Beaucoup de réactions s’élèvent contre le Pape. On estime qu’en n’acceptant pas la démission du Cardinal Barbarin, le Pape dit mais ne fait pas : il prône la tolérance zéro mais il maintient un cardinal condamné par la justice. D’autres, qui défendent le Pape, pensent qu’il se devait d’attendre la décision ultime du tribunal civil puisque le Cardinal a fait appel. Je me risque à une autre manière d’envisager cette rencontre du Pape avec le Primat des Gaules.
Il me semble qu'il y a deux ordres différents à considérer :
- celui de la Loi ;
- celui du service de l’Église.
Dans l'ordre de la loi, le Cardinal Barbarin offre sa démission au pape en lui apportant toutes les raisons de ne pas l'accepter (un appel est lancé par ses avocats). On en déduit que le pape attend la décision ultime de justice pour accepter ou non cette démission. Mais est-il évident que ce soit ce que fait le Pape ?
On peut envisager une autre hypothèse : le Pape n'attend pas la décision du tribunal civil mais il attend que le Cardinal prenne du recul pour se poser en conscience la seule question qui vaille : est-il souhaitable pour son diocèse qu’il reste en place ? Dans ce cas le Pape oblige le Cardinal à prendre ses responsabilités.
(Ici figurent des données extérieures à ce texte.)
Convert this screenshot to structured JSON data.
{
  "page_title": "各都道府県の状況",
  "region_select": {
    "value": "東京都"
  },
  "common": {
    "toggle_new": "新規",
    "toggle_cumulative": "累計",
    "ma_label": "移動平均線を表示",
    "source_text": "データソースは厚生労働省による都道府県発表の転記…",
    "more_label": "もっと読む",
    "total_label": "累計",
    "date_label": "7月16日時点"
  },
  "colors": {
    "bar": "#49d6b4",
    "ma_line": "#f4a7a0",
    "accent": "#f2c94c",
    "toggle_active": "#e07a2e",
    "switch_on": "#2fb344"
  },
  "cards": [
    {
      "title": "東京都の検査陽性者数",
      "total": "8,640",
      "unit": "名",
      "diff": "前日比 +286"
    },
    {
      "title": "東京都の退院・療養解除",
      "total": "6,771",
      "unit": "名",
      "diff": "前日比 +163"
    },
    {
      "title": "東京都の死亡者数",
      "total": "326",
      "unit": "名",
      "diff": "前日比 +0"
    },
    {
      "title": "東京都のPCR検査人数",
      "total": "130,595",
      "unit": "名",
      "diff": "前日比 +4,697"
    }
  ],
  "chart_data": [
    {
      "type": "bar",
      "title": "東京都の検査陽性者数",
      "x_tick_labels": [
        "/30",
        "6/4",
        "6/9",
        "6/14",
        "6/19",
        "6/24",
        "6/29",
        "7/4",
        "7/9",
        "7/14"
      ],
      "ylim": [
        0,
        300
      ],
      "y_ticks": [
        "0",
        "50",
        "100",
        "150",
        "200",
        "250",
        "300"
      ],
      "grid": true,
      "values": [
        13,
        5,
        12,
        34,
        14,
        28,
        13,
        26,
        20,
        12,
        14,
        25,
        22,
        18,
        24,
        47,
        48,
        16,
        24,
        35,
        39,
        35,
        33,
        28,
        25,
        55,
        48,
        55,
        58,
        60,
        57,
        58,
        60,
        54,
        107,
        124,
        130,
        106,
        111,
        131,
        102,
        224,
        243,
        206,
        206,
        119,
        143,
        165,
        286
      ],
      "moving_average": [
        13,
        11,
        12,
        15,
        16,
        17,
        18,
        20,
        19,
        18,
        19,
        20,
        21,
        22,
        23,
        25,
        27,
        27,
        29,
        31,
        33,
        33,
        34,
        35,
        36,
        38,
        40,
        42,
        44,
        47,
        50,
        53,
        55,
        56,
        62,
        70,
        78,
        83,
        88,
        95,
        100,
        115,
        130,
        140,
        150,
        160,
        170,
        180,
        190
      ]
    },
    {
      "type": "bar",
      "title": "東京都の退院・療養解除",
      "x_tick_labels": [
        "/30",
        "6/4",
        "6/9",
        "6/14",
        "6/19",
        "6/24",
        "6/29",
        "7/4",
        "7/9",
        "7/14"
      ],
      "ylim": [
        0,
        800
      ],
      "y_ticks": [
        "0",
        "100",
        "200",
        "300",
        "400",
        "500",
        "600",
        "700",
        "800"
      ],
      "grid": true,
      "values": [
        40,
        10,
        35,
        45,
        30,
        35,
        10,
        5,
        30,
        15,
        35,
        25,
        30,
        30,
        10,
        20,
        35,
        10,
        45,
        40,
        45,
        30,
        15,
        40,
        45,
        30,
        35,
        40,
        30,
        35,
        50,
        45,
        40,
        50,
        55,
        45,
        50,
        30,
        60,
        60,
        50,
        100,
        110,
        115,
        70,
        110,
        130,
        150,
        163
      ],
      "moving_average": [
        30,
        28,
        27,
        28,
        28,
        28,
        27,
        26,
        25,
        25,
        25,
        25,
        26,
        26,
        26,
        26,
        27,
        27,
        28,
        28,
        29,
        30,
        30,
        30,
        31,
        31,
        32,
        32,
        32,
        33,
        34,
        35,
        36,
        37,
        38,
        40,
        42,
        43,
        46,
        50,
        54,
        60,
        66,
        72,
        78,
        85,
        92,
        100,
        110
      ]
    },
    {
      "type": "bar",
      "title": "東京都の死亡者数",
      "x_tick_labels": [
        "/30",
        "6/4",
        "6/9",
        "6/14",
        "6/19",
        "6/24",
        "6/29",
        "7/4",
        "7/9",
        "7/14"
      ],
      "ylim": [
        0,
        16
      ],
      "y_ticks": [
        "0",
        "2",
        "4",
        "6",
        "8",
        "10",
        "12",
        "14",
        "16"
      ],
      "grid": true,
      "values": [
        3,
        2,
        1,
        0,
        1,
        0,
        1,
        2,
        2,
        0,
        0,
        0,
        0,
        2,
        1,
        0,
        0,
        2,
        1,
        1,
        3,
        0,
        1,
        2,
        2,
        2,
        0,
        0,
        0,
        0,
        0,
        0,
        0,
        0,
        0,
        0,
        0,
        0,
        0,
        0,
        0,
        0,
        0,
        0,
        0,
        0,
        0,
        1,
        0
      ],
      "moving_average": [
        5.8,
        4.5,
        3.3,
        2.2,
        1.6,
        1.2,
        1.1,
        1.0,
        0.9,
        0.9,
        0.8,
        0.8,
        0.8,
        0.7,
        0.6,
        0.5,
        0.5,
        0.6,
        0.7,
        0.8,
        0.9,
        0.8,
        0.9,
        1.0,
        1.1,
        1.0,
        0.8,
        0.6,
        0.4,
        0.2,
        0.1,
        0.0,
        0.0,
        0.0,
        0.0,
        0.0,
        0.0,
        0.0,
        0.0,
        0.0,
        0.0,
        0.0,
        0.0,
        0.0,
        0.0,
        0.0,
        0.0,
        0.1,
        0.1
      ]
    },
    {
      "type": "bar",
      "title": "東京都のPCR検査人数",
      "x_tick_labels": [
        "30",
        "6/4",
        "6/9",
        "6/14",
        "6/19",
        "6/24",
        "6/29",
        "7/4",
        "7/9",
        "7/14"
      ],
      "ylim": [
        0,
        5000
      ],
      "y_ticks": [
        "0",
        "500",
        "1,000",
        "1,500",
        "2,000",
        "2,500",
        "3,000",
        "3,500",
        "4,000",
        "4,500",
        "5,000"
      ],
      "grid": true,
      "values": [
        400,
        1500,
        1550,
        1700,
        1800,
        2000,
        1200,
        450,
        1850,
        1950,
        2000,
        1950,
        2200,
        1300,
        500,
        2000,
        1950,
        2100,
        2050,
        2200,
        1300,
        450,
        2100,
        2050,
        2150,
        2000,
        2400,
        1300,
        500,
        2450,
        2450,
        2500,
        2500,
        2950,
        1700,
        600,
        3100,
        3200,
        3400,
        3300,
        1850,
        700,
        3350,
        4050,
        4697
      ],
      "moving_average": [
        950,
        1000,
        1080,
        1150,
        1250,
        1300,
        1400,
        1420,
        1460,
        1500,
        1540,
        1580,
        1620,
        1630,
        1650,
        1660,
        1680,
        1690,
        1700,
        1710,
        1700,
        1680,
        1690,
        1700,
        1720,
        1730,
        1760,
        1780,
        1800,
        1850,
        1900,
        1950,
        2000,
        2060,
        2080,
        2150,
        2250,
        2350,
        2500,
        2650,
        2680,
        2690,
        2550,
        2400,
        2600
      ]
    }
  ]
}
Ce dernier venait pour que le Pape aux yeux du monde entier lui réaffirme sa confiance. Le Pape refuse autant de l’approuver que de le désapprouver. Il le met en situation de prouver si l’Église peut ou non lui faire confiance. Si le Cardinal Barbarin désire le bien du diocèse il se doit de démissionner tant son maintien suscite une division profonde et durable. La démission est un acte unilatéral qui ne nécessite pas l'accord du supérieur. Le Pape l’oblige à prendre ses responsabilités et à dévoiler ses intentions : est-ce le maintien au pouvoir ou le bien de l’Église que le Cardinal recherche ?
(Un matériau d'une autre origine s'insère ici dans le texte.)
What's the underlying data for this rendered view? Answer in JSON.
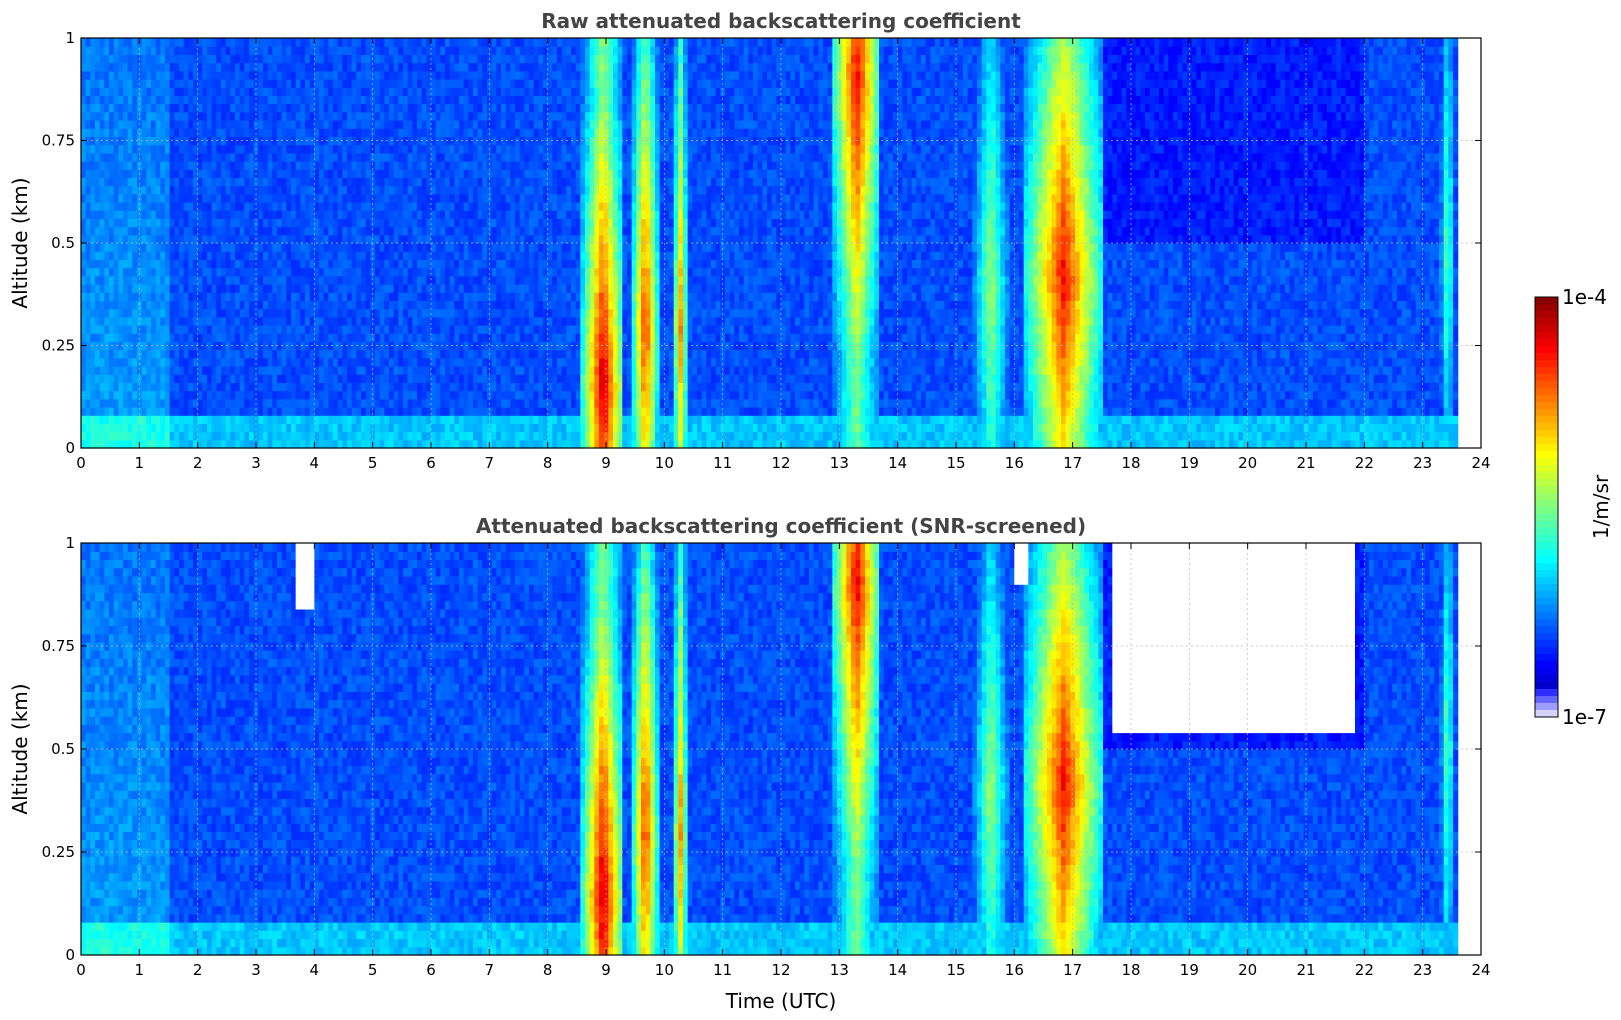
{
  "chart_data": [
    {
      "type": "heatmap",
      "title": "Raw attenuated backscattering coefficient",
      "xlabel": "",
      "ylabel": "Altitude (km)",
      "xlim": [
        0,
        24
      ],
      "ylim": [
        0,
        1
      ],
      "xticks": [
        "0",
        "1",
        "2",
        "3",
        "4",
        "5",
        "6",
        "7",
        "8",
        "9",
        "10",
        "11",
        "12",
        "13",
        "14",
        "15",
        "16",
        "17",
        "18",
        "19",
        "20",
        "21",
        "22",
        "23",
        "24"
      ],
      "yticks": [
        "0",
        "0.25",
        "0.5",
        "0.75",
        "1"
      ],
      "grid": true,
      "data_end_time": 23.6,
      "background_level": 0.2,
      "cloud_events": [
        {
          "t0": 8.6,
          "t1": 9.3,
          "peak": 0.95,
          "top": 1.0,
          "core_alt": 0.15
        },
        {
          "t0": 9.45,
          "t1": 9.9,
          "peak": 0.85,
          "top": 1.0,
          "core_alt": 0.3
        },
        {
          "t0": 10.15,
          "t1": 10.4,
          "peak": 0.75,
          "top": 1.0,
          "core_alt": 0.3
        },
        {
          "t0": 12.9,
          "t1": 13.7,
          "peak": 0.9,
          "top": 1.0,
          "core_alt": 0.9
        },
        {
          "t0": 15.3,
          "t1": 15.9,
          "peak": 0.55,
          "top": 1.0,
          "core_alt": 0.4
        },
        {
          "t0": 16.2,
          "t1": 17.5,
          "peak": 0.88,
          "top": 1.0,
          "core_alt": 0.42
        },
        {
          "t0": 23.3,
          "t1": 23.55,
          "peak": 0.5,
          "top": 1.0,
          "core_alt": 0.5
        }
      ]
    },
    {
      "type": "heatmap",
      "title": "Attenuated backscattering coefficient (SNR-screened)",
      "xlabel": "Time (UTC)",
      "ylabel": "Altitude (km)",
      "xlim": [
        0,
        24
      ],
      "ylim": [
        0,
        1
      ],
      "xticks": [
        "0",
        "1",
        "2",
        "3",
        "4",
        "5",
        "6",
        "7",
        "8",
        "9",
        "10",
        "11",
        "12",
        "13",
        "14",
        "15",
        "16",
        "17",
        "18",
        "19",
        "20",
        "21",
        "22",
        "23",
        "24"
      ],
      "yticks": [
        "0",
        "0.25",
        "0.5",
        "0.75",
        "1"
      ],
      "grid": true,
      "data_end_time": 23.6,
      "background_level": 0.2,
      "screened_regions": [
        {
          "t0": 17.7,
          "t1": 21.8,
          "bottom": 0.55
        },
        {
          "t0": 3.7,
          "t1": 4.0,
          "bottom": 0.85
        },
        {
          "t0": 16.0,
          "t1": 16.2,
          "bottom": 0.9
        }
      ]
    }
  ],
  "colorbar": {
    "label": "1/m/sr",
    "max_label": "1e-4",
    "min_label": "1e-7",
    "scale": "log",
    "range": [
      1e-07,
      0.0001
    ]
  }
}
Le Pape pousse Monseigneur Barbarin à se situer par-delà la loi, dans l'ordre du service de l’Église. La conférence épiscopale ne comprend pas cette position de mise en attente pour une période indéterminée qui ne relève pas d’un statut canonique. Mais n’est-ce pas cette position par-delà les lois de l’Église et celle de la société que le Pape demande au Cardinal d’adopter ?
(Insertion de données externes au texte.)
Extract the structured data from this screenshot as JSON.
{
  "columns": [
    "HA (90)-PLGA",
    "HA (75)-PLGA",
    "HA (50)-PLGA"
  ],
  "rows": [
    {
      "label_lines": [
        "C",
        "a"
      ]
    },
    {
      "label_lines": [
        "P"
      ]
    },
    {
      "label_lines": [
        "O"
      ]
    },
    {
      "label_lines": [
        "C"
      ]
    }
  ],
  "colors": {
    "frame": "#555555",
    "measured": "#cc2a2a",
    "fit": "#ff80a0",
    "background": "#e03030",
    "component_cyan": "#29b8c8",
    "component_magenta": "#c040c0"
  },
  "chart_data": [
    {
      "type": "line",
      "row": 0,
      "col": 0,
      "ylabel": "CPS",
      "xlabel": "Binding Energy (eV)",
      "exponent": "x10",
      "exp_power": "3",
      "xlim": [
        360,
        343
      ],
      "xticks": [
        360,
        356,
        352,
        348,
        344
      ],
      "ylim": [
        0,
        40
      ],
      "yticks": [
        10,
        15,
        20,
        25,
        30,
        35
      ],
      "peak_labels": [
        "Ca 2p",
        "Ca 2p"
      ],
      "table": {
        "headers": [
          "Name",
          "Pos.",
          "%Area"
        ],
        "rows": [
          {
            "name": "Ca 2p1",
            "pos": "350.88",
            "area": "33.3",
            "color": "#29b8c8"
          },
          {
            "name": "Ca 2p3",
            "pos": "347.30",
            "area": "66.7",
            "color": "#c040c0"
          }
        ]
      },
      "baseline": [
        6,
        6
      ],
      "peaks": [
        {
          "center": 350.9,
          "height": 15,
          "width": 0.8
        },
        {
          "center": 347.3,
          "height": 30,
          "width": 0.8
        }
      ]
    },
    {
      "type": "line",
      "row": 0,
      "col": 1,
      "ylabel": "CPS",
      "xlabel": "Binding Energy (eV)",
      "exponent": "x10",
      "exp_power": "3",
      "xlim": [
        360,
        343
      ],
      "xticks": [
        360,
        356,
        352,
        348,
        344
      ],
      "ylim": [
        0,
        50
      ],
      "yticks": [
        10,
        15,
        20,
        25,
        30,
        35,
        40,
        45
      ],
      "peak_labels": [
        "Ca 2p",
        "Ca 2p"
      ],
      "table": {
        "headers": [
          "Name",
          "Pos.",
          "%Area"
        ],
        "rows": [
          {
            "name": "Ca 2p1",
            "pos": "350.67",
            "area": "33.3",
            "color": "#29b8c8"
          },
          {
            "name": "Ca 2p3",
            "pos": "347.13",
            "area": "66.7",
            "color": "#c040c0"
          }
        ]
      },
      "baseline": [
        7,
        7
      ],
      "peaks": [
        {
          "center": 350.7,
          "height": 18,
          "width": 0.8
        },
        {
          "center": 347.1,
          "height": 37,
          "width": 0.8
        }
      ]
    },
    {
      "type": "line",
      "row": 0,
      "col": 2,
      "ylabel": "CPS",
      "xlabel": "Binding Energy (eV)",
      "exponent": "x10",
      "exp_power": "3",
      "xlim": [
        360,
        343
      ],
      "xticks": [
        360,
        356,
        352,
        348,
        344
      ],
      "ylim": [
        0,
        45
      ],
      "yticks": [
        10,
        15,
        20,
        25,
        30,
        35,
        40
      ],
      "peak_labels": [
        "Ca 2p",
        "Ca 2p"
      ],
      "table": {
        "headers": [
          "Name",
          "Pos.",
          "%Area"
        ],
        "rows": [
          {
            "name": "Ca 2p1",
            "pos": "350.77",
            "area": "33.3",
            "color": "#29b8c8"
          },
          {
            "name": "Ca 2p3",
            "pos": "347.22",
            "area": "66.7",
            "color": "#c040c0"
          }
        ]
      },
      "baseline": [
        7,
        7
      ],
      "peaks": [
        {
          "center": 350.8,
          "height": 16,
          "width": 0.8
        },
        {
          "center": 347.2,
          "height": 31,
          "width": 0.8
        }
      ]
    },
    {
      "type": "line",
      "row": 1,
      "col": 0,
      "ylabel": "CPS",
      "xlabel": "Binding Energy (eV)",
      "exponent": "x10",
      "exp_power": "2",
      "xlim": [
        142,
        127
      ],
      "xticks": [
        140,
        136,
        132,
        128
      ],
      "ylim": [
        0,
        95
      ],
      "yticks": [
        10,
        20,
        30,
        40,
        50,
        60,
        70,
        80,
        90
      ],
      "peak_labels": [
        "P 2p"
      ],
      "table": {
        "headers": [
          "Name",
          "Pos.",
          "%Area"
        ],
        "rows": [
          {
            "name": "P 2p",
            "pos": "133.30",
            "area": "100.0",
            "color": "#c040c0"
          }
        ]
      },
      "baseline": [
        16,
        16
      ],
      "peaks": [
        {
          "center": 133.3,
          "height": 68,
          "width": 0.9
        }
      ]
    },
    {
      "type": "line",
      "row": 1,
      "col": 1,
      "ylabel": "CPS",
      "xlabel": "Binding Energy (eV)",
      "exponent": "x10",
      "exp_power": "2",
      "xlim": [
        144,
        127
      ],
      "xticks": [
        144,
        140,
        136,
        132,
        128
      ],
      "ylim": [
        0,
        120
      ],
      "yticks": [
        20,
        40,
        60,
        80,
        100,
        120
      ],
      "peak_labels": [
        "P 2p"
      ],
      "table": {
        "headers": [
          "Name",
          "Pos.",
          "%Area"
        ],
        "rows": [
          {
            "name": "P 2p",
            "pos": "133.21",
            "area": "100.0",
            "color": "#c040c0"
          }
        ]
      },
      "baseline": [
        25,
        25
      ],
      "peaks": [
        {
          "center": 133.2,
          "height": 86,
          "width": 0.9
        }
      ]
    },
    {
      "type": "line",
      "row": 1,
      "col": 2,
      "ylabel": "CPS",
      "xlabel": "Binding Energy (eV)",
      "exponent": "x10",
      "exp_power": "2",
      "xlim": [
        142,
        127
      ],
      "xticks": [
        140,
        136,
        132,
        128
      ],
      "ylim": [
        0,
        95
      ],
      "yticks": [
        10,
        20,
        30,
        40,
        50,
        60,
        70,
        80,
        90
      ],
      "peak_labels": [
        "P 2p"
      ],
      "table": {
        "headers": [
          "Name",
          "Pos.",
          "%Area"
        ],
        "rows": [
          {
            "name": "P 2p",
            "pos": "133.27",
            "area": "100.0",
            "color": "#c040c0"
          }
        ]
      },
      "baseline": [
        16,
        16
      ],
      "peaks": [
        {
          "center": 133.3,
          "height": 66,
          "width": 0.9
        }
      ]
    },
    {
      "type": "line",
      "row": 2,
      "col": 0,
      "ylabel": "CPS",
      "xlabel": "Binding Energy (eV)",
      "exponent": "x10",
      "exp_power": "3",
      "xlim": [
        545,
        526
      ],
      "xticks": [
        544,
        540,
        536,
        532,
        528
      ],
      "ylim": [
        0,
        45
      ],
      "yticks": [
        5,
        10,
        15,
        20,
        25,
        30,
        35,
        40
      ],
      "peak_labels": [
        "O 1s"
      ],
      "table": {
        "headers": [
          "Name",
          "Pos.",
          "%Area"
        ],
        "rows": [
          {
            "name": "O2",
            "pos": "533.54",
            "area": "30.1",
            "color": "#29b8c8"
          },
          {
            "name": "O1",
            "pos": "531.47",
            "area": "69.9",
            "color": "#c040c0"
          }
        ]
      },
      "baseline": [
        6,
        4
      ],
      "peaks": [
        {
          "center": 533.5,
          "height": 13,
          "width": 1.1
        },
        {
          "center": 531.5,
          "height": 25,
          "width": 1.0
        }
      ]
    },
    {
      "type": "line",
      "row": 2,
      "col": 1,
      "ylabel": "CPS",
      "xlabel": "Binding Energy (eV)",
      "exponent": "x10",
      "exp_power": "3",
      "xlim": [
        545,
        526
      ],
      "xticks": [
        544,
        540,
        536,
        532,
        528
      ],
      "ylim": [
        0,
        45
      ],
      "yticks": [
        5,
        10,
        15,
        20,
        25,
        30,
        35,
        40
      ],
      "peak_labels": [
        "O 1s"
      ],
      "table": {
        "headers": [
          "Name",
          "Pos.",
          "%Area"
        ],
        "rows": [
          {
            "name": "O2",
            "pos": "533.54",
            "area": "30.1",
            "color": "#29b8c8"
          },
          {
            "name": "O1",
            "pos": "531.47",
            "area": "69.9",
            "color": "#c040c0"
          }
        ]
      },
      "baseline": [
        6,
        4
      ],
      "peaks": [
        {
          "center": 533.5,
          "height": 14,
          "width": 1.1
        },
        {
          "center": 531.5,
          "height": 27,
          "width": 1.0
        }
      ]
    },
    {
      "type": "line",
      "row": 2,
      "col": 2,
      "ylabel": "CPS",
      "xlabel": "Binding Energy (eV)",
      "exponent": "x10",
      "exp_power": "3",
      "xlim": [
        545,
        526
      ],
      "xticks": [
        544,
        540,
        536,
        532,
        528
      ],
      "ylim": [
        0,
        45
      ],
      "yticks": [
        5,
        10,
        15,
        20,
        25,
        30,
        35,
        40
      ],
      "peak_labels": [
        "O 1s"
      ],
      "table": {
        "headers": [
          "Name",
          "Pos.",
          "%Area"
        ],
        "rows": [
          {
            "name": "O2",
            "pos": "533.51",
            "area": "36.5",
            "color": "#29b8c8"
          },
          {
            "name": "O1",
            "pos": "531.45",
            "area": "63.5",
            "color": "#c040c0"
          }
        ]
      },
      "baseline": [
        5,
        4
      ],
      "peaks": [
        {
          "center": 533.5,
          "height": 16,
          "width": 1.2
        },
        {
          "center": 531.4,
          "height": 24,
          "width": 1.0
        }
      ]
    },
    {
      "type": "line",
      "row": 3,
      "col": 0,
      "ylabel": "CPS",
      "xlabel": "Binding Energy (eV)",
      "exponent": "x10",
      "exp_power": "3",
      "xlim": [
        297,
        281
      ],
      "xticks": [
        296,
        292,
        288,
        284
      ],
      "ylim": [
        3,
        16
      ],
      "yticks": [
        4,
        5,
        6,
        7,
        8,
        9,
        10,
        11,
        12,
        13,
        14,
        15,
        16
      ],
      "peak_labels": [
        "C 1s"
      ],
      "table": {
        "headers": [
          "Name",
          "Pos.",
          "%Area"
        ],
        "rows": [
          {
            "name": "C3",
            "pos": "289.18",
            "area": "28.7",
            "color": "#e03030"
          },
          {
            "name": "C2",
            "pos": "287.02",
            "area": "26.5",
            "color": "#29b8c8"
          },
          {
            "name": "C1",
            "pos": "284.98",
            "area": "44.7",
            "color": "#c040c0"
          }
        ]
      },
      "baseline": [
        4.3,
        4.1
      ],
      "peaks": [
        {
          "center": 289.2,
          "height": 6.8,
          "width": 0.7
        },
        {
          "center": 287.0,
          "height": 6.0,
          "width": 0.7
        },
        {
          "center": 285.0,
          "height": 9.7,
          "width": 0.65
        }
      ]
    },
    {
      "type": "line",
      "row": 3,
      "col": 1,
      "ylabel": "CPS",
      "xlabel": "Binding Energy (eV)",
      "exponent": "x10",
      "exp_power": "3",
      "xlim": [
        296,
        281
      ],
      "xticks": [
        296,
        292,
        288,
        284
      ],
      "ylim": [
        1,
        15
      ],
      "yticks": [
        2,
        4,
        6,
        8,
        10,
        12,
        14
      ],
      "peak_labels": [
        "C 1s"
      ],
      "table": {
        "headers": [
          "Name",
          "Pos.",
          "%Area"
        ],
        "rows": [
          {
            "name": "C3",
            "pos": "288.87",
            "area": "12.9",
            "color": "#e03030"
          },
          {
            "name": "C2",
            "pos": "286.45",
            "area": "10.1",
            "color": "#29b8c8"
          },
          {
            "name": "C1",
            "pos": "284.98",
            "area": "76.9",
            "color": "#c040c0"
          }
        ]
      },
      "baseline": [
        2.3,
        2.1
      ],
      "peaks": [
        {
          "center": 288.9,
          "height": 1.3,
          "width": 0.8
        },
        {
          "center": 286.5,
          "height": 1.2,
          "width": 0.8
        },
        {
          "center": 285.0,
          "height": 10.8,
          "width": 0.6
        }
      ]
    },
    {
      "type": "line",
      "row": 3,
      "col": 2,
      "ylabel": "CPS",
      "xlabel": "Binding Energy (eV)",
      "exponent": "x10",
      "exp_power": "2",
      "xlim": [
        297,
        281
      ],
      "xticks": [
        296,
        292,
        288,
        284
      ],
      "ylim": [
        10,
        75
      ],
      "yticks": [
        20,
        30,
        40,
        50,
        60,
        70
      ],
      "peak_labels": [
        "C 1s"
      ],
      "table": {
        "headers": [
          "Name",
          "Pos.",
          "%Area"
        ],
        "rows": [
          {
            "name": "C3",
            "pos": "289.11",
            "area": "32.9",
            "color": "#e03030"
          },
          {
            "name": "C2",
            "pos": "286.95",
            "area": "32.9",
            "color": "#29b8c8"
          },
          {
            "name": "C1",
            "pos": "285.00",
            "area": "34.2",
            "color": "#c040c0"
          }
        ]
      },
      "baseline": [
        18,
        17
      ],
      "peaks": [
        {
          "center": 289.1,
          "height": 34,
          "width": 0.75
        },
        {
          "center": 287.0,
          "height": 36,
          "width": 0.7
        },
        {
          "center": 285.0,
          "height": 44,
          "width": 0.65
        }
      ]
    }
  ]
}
Si tel est le cas, Monseigneur Barbarin venait en quelque sorte obliger le Pape à lui renouveler publiquement sa confiance. Le pape inverse la situation. Il oblige le Cardinal à se demander s’il cherche ou non le bien de l’Église. Et au bout du compte il lui dit : « Quelle que soit la décision de justice, si tu ne décides pas de démissionner par toi-même, tu resteras Cardinal mais je ne pourrai plus te soutenir. »
On reproche au Pape de dire oui à la « tolérance zéro » et de faire « non » en maintenant en place un Cardinal condamné par la justice. Autrement dit, on l’accuse de ne pas être fidèle à l’Évangile qui demande « Que votre oui soit oui, que votre non soit non ; tout ce qu'on y ajoute vient du mauvais » (Mt 5,37). En fait le Pape ne dit-il pas « non-non » à tout cléricalisme en refusant de prendre une décision à la place du Cardinal ? Ne dit-il pas « non-non tu n’utiliseras pas mon pouvoir suprême pour consacrer ton propre désir de pouvoir » ? Ne dit-il pas « oui-oui » à l’Évangile en dénonçant non seulement en paroles mais aussi en actes toute sacralisation du pouvoir dans l’Église ?
Mais ce n’est qu’une interprétation parmi d’autres. Elle repose sur le fait que je suis portée à faire confiance au Pape François...
Christine Fontaine
Fresque : François d'Assise pleure parce que l'Amour n'est pas aimé.